11.01.2021, 14:47 Uhr

7-Tage-Inzidenz deutlich über 200 Bewegungsradius für die Landshuter auf 15 Kilometer eingeschränkt

Die 7-Tage-Inzidenz in der Stadt Landshut bleibt deutlich über 200: Bürger dürfen sich ohne triftigen Grund nur noch 15 Kilometer vom Stadtgebiet entfernen.  Foto: 123rf.comDie 7-Tage-Inzidenz in der Stadt Landshut bleibt deutlich über 200: Bürger dürfen sich ohne triftigen Grund nur noch 15 Kilometer vom Stadtgebiet entfernen. Foto: 123rf.com

Die 7-Tage-Inzidenz in der kreisfreien Stadt Landshut liegt auch am heutigen Montag, 11. Januar 2021, über der kritischen Marke von 200 Neuinfektionen pro 100.000 Einwohnern und ist nach Angaben des Robert-Koch-Instituts nochmals leicht auf nun 246,6 angestiegen.

Landshut. Neben den bekannten Infektionsfällen in Seniorenheimen sind laut Gesundheitsamt auch zahlreiche Ansteckungen im privaten, insbesondere im familiären Umfeld für die hohen Inzidenzwerte verantwortlich. Die Stadt Landshut gilt damit, wie 27 andere Landkreise und kreisfreie Städte in Bayern, als „Corona-Hotspot“. Bürgerinnen und Bürger dürfen sich damit ab sofort gemäß der aktuellen Bayerischen Infektionsschutzmaßnahmenverordnung ohne triftigen Grund nur noch maximal 15 Kilometer vom Stadtgebiet entfernen.

Als Orientierungshilfe wird die Stadt zeitnah auf ihrer Homepage www.landshut.de eine Grafik veröffentlichen, die den Radius von 15 Kilometern rund um das Stadtgebiet veranschaulichen soll. Klar ist: Insbesondere tagestouristische Ausflüge – zum Beispiel zum Wandern oder zum Wintersport in den Bayerischen Wald oder in die Alpen – sind bis auf Weiteres nicht mehr möglich. Die Regelung kann erst dann wieder aufgehoben werden, wenn der Inzidenzwert für mindestens sieben Tage in Folge unter die Marke von 200 sinkt.

Darüber hinaus hat die Stadt Landshut am Wochenende ihre im Rahmen von drei Allgemeinverfügungen erlassenen, bereits seit Wochen bestehenden Maßnahmen zur Eindämmung des Coronavirus erneut, nun bis zum 31. Januar, verlängert. Die Regelungen sehen unter anderem eine Maskenpflicht im historischen Zentrum vor. Außerdem bleibt die Höchstteilnehmerzahl an Versammlungen unter freiem Himmel im Sinne des Art. 8 GG auf maximal 10 Personen sowie an Gottesdiensten und Zusammenkünften von Glaubensgemeinschaften auf höchstens 100 Personen (im Freien: 200 Personen) begrenzt.

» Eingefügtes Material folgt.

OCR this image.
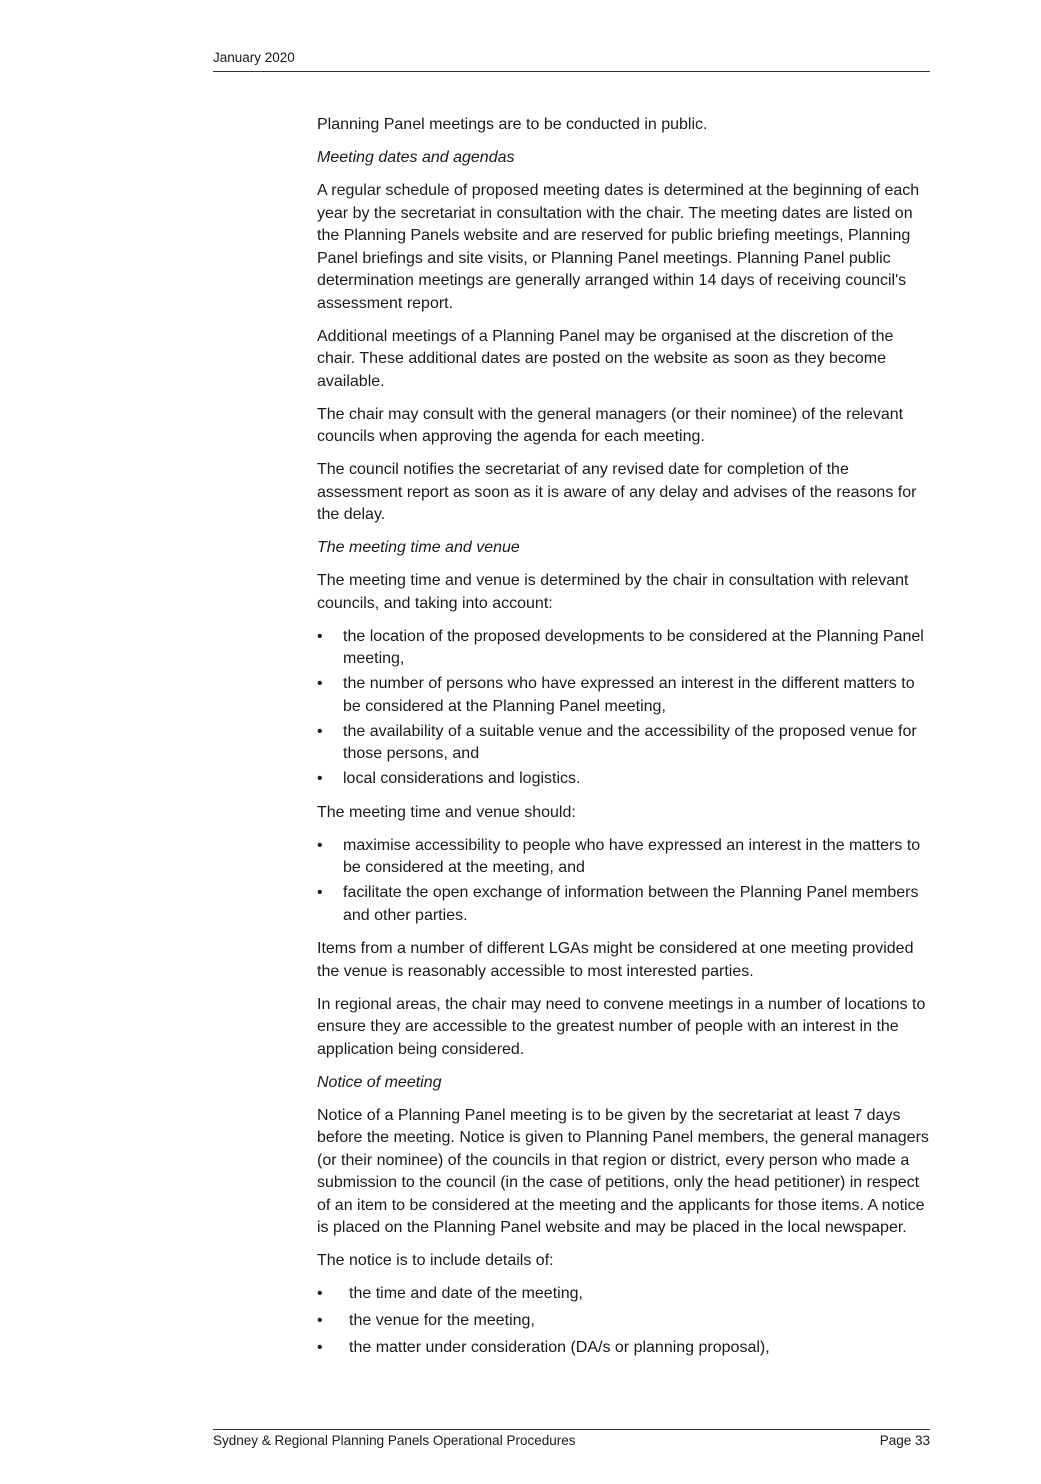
January 2020

Planning Panel meetings are to be conducted in public.

Meeting dates and agendas

A regular schedule of proposed meeting dates is determined at the beginning of each year by the secretariat in consultation with the chair. The meeting dates are listed on the Planning Panels website and are reserved for public briefing meetings, Planning Panel briefings and site visits, or Planning Panel meetings. Planning Panel public determination meetings are generally arranged within 14 days of receiving council's assessment report.

Additional meetings of a Planning Panel may be organised at the discretion of the chair. These additional dates are posted on the website as soon as they become available.

The chair may consult with the general managers (or their nominee) of the relevant councils when approving the agenda for each meeting.

The council notifies the secretariat of any revised date for completion of the assessment report as soon as it is aware of any delay and advises of the reasons for the delay.

The meeting time and venue

The meeting time and venue is determined by the chair in consultation with relevant councils, and taking into account:

• the location of the proposed developments to be considered at the Planning Panel meeting,
• the number of persons who have expressed an interest in the different matters to be considered at the Planning Panel meeting,
• the availability of a suitable venue and the accessibility of the proposed venue for those persons, and
• local considerations and logistics.

The meeting time and venue should:

• maximise accessibility to people who have expressed an interest in the matters to be considered at the meeting, and
• facilitate the open exchange of information between the Planning Panel members and other parties.

Items from a number of different LGAs might be considered at one meeting provided the venue is reasonably accessible to most interested parties.

In regional areas, the chair may need to convene meetings in a number of locations to ensure they are accessible to the greatest number of people with an interest in the application being considered.

Notice of meeting

Notice of a Planning Panel meeting is to be given by the secretariat at least 7 days before the meeting. Notice is given to Planning Panel members, the general managers (or their nominee) of the councils in that region or district, every person who made a submission to the council (in the case of petitions, only the head petitioner) in respect of an item to be considered at the meeting and the applicants for those items. A notice is placed on the Planning Panel website and may be placed in the local newspaper.

The notice is to include details of:

• the time and date of the meeting,
• the venue for the meeting,
• the matter under consideration (DA/s or planning proposal),
Sydney & Regional Planning Panels Operational Procedures	Page 33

In Seniorenheimen sind Besuche nach wie vor auf eine Dauer von 60 Minuten beschränkt, die landesweit gültige Testpflicht für Besucher ist natürlich auch in Landshut verbindlich. In Krankenhäusern im Stadtgebiet müssen Besucher eine FFP2-Maske tragen, soweit im Rahmen des Hausrechts nicht strengere Vorschriften gelten.

Selbstverständlich sind in der Stadt Landshut auch sämtliche in der aktuellen Fassung der 11. Bayerischen Infektionsschutzmaßnahmenverordnung niedergelegten Vorschriften zu beachten. Dazu zählen insbesondere die verschärften Kontaktbeschränkungen: Demnach ist der gemeinsame Aufenthalt im öffentlichen Raum, in privat genutzten Räumen und auf privat genutzten Grundstücken nur Angehörigen desselben Hausstands und einer zusätzlichen weiteren Person sowie zugehörigen Kindern bis einschließlich drei Jahren erlaubt. Dabei ist es unerheblich, wer wen besucht und ob das Zusammentreffen in der Wohnung der gemeinsam teilnehmenden Hausstandsangehörigen oder der Einzelperson stattfindet. Eine Sonderregelung für Kinder unter 14 Jahren besteht nicht mehr. Die wechselseitige, unentgeltliche, nicht geschäftsmäßige Beaufsichtigung von Kindern unter 14 Jahren in festen, familiär oder nachbarschaftlich organisierten Betreuungsgemeinschaften bleibt zulässig, wenn sie Kinder aus höchstens zwei Hausständen umfasst.

Der vollständige Text der Allgemeinverfügungen der Stadt Landshut ist auf der Homepage der Stadt unter www.landshut.de nachzulesen.